Author(s)

Mireille Aye-Yayo^1,2, Vincent Yapo^2,3, Boidy Kouakou⁴, Missa Louis Adjé², Adia Eusèbe Adjambri^1,2, Ebah Hermance Kassi^1,2, Taïratou Kamagate^2,3, Duni Sawadogo^1,2

¹Hematology Unit, Central Laboratory of the Teaching Hospital of Yogoupon, Abidjan, Côte d’Ivoire.
²Hematology and Cell Biology Unit, Laboratory of Biological Sciences, Department of Pharmacy, Felix Houphouet Boigny University, Abidjan, Côte d’Ivoire.
³Molecular Biology Unit, Center for Diagnostic and Research on AIDS and Other Infectious Diseases (CeDReS), Teaching Hospital of Treichville, Abidjan, Côte d’Ivoire.
⁴Clinical Hematology Unit, Teaching Hospital of Yogoupon, Abidjan, Côte d’Ivoire.

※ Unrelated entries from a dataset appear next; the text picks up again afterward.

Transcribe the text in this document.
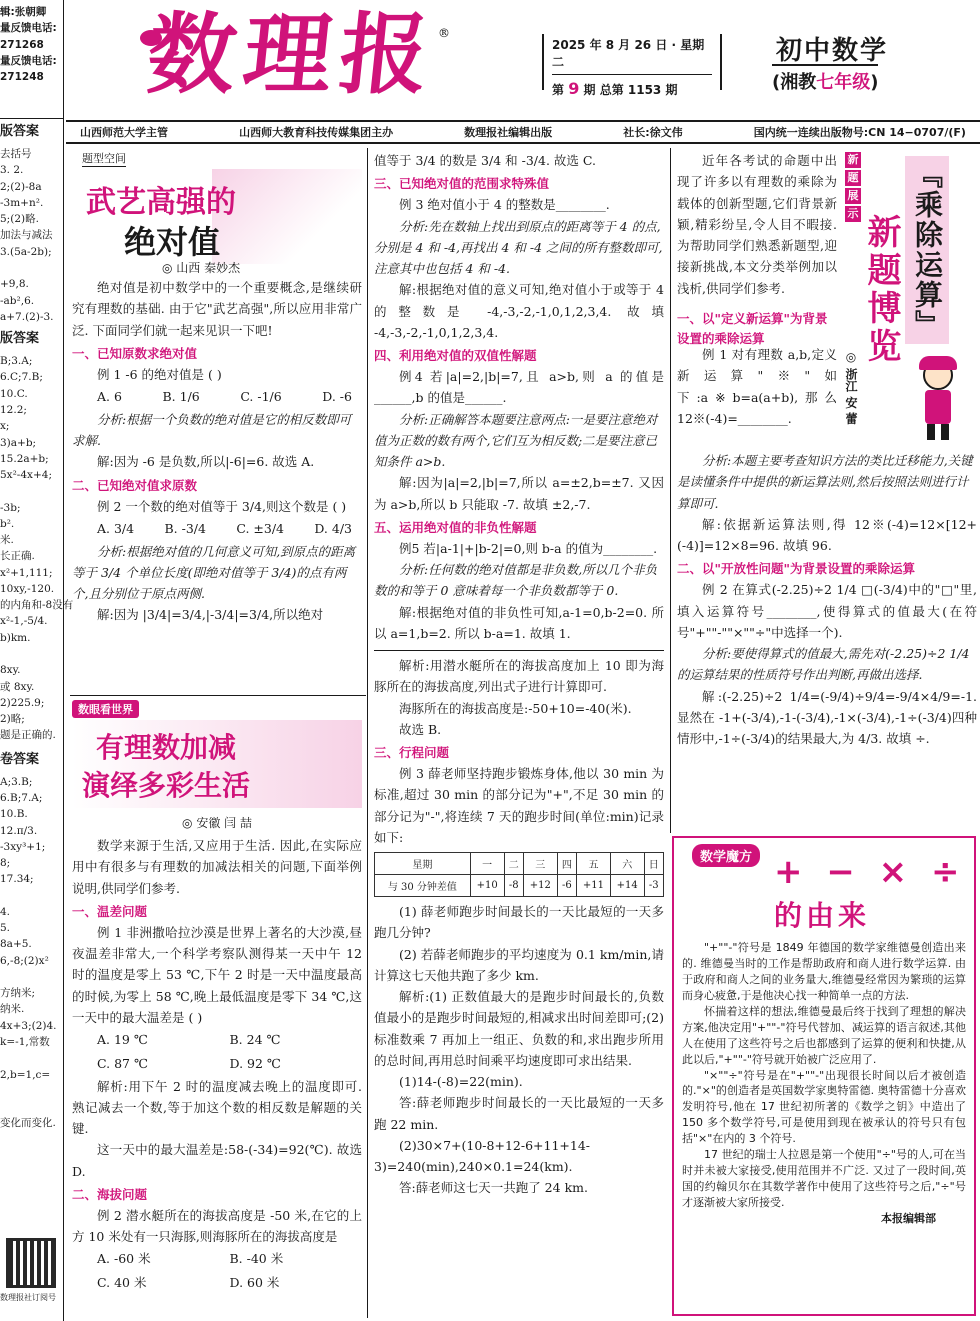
辑:张朝卿
量反馈电话:
271268
量反馈电话:
271248
版答案
去括号
3. 2.
2;(2)-8a
-3m+n².
5;(2)略.
加法与减法
3.(5a-2b);

+9,8.
-ab²,6.
a+7.(2)-3.
版答案
B;3.A;
6.C;7.B;
10.C.
12.2;
x;
3)a+b;
15.2a+b;
5x²-4x+4;

-3b;
b².
米.
长正确.
x²+1,111;
10xy,-120.
的内角和-8没有
x²-1,-5/4.
b)km.

8xy.
或 8xy.
2)225.9;
2)略;
题是正确的.
卷答案
A;3.B;
6.B;7.A;
10.B.
12.π/3.
-3xy³+1;
8;
17.34;

4.
5.
8a+5.
6,-8;(2)x²

方纳米;
纳米.
4x+3;(2)4.
k=-1,常数

2,b=1,c=

变化而变化.
数理报社订阅号
数理报
®
2025 年 8 月 26 日 · 星期二
第 9 期 总第 1153 期
初中数学
(湘教七年级)
山西师范大学主管	山西师大教育科技传媒集团主办	数理报社编辑出版	社长:徐文伟	国内统一连续出版物号:CN 14−0707/(F)
题型空间
武艺高强的
绝对值
◎ 山西 秦妙杰
绝对值是初中数学中的一个重要概念,是继续研究有理数的基础. 由于它"武艺高强",所以应用非常广泛. 下面同学们就一起来见识一下吧!
一、已知原数求绝对值
例 1 -6 的绝对值是 ( )
A. 6	B. 1/6	C. -1/6	D. -6
分析:根据一个负数的绝对值是它的相反数即可求解.
解:因为 -6 是负数,所以|-6|=6. 故选 A.
二、已知绝对值求原数
例 2 一个数的绝对值等于 3/4,则这个数是 ( )
A. 3/4	B. -3/4	C. ±3/4	D. 4/3
分析:根据绝对值的几何意义可知,到原点的距离等于 3/4 个单位长度(即绝对值等于 3/4)的点有两个,且分别位于原点两侧.
解:因为 |3/4|=3/4,|-3/4|=3/4,所以绝对
数眼看世界
有理数加减
演绎多彩生活
◎ 安徽 闫 喆
数学来源于生活,又应用于生活. 因此,在实际应用中有很多与有理数的加减法相关的问题,下面举例说明,供同学们参考.
一、温差问题
例 1 非洲撒哈拉沙漠是世界上著名的大沙漠,昼夜温差非常大,一个科学考察队测得某一天中午 12 时的温度是零上 53 ℃,下午 2 时是一天中温度最高的时候,为零上 58 ℃,晚上最低温度是零下 34 ℃,这一天中的最大温差是 ( )
A. 19 ℃	B. 24 ℃
C. 87 ℃	D. 92 ℃
解析:用下午 2 时的温度减去晚上的温度即可. 熟记减去一个数,等于加这个数的相反数是解题的关键.
这一天中的最大温差是:58-(-34)=92(℃). 故选 D.
二、海拔问题
例 2 潜水艇所在的海拔高度是 -50 米,在它的上方 10 米处有一只海豚,则海豚所在的海拔高度是
A. -60 米	B. -40 米
C. 40 米	D. 60 米
值等于 3/4 的数是 3/4 和 -3/4. 故选 C.
三、已知绝对值的范围求特殊值
例 3 绝对值小于 4 的整数是________.
分析:先在数轴上找出到原点的距离等于 4 的点,分别是 4 和 -4,再找出 4 和 -4 之间的所有整数即可,注意其中也包括 4 和 -4.
解:根据绝对值的意义可知,绝对值小于或等于 4 的整数是 -4,-3,-2,-1,0,1,2,3,4. 故填 -4,-3,-2,-1,0,1,2,3,4.
四、利用绝对值的双值性解题
例4 若|a|=2,|b|=7,且 a>b,则 a 的值是______,b 的值是______.
分析:正确解答本题要注意两点:一是要注意绝对值为正数的数有两个,它们互为相反数;二是要注意已知条件 a>b.
解:因为|a|=2,|b|=7,所以 a=±2,b=±7. 又因为 a>b,所以 b 只能取 -7. 故填 ±2,-7.
五、运用绝对值的非负性解题
例5 若|a-1|+|b-2|=0,则 b-a 的值为________.
分析:任何数的绝对值都是非负数,所以几个非负数的和等于 0 意味着每一个非负数都等于 0.
解:根据绝对值的非负性可知,a-1=0,b-2=0. 所以 a=1,b=2. 所以 b-a=1. 故填 1.
解析:用潜水艇所在的海拔高度加上 10 即为海豚所在的海拔高度,列出式子进行计算即可.
海豚所在的海拔高度是:-50+10=-40(米).
故选 B.
三、行程问题
例 3 薛老师坚持跑步锻炼身体,他以 30 min 为标准,超过 30 min 的部分记为"+",不足 30 min 的部分记为"-",将连续 7 天的跑步时间(单位:min)记录如下:
星期	一	二	三	四	五	六	日
与 30 分钟差值	+10	-8	+12	-6	+11	+14	-3
(1) 薛老师跑步时间最长的一天比最短的一天多跑几分钟?
(2) 若薛老师跑步的平均速度为 0.1 km/min,请计算这七天他共跑了多少 km.
解析:(1) 正数值最大的是跑步时间最长的,负数值最小的是跑步时间最短的,相减求出时间差即可;(2) 标准数乘 7 再加上一组正、负数的和,求出跑步所用的总时间,再用总时间乘平均速度即可求出结果.
(1)14-(-8)=22(min).
答:薛老师跑步时间最长的一天比最短的一天多跑 22 min.
(2)30×7+(10-8+12-6+11+14-3)=240(min),240×0.1=24(km).
答:薛老师这七天一共跑了 24 km.
近年各考试的命题中出现了许多以有理数的乘除为载体的创新型题,它们背景新颖,精彩纷呈,令人目不暇接. 为帮助同学们熟悉新题型,迎接新挑战,本文分类举例加以浅析,供同学们参考.
新
题
展
示 『乘除运算』
新题博览
◎ 浙江 安 蕾
一、以"定义新运算"为背景设置的乘除运算
例 1 对有理数 a,b,定义新运算"※"如下:a※b=a(a+b),那么 12※(-4)=________.
分析:本题主要考查知识方法的类比迁移能力,关键是读懂条件中提供的新运算法则,然后按照法则进行计算即可.
解:依据新运算法则,得 12※(-4)=12×[12+(-4)]=12×8=96. 故填 96.
二、以"开放性问题"为背景设置的乘除运算
例 2 在算式(-2.25)÷2 1/4 □(-3/4)中的"□"里,填入运算符号________,使得算式的值最大(在符号"+""-""×""÷"中选择一个).
分析:要使得算式的值最大,需先对(-2.25)÷2 1/4 的运算结果的性质符号作出判断,再做出选择.
解:(-2.25)÷2 1/4=(-9/4)÷9/4=-9/4×4/9=-1. 显然在 -1+(-3/4),-1-(-3/4),-1×(-3/4),-1÷(-3/4)四种情形中,-1÷(-3/4)的结果最大,为 4/3. 故填 ÷.
数学魔方 + − × ÷
的由来
"+""-"符号是 1849 年德国的数学家维德曼创造出来的. 维德曼当时的工作是帮助政府和商人进行数学运算. 由于政府和商人之间的业务量大,维德曼经常因为繁琐的运算而身心疲惫,于是他决心找一种简单一点的方法.
怀揣着这样的想法,维德曼最后终于找到了理想的解决方案,他决定用"+""-"符号代替加、减运算的语言叙述,其他人在使用了这些符号之后也都感到了运算的便利和快捷,从此以后,"+""-"符号就开始被广泛应用了.
"×""÷"符号是在"+""-"出现很长时间以后才被创造的."×"的创造者是英国数学家奥特雷德. 奥特雷德十分喜欢发明符号,他在 17 世纪初所著的《数学之钥》中造出了 150 多个数学符号,可是使用到现在被承认的符号只有包括"×"在内的 3 个符号.
17 世纪的瑞士人拉恩是第一个使用"÷"号的人,可在当时并未被大家接受,使用范围并不广泛. 又过了一段时间,英国的约翰贝尔在其数学著作中使用了这些符号之后,"÷"号才逐渐被大家所接受.
本报编辑部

Background: In Côte d’Ivoire so far, the circulating haplotypes have been inferred on the phenotypic profiling of SCD patients. The impact of the circulating haplotypes on the use of Hydroxyurea has not been assessed yet. Therefore the objective of this study is to identify in Abidjan the HbS haplotypes that modulate HU treatment responses. Methods: In a cross-sectional descriptive and analytical study, children aged 5 to 15 years with SCD, and carrying the hemoglobin phenotypes SSFA2 and SFA2, were recruited into a HU treatment cohort. Various parameters on the haplotypes and the outcomes of the treatment were analyzed. Results: Thirty nine children with SCD were included. The phenotypic profile of the cohort was 86.6% of SSFA2 and 15.4% of SFA2. Three haplotypes were found, the Benin haplotype, the Senegal haplotype, and an atypical one. The participants belonged to three genotypes, Benin/atypical (64.1%), Benin/Senegal (33.3%) and Senegal/Senegal (2.6%). Overall, HU treatment was successful in all haplotypes with 12 out of 39 patients failing treatment after 12 months in the Benin haplotype group. The association between HU treatment success and the Benin haplotype was found in terms of the decrease in the number of white blood cells and the students missing class. Conclusion: The study revealed that inferring haplotype based on the phenotypic profile could be inaccurate. The proportion of atypical haplotype that were not previously described in Côte d’Ivoire was high. All the haplotypes seemed to be associated with HU treatment success but some patients with Benin haplotype did not respond well.

Sickle Cell Disease, Children, Haplotype, Hydroxyurea, Côte d’Ivoire

Aye-Yayo, M. , Yapo, V. , Kouakou, B. , Adjé, M. , Adjambri, A. , Kassi, E. , Kamagate, T. and Sawadogo, D. (2024) Influence of Hemoglobin S Haplotypes on the Responses to Hydroxyurea Treatment in Children with Sickle Cell Disease in Abidjan, Côte d’Ivoire. Open Journal of Genetics, 14, 1-12. doi: 10.4236/ojgen.2024.141001.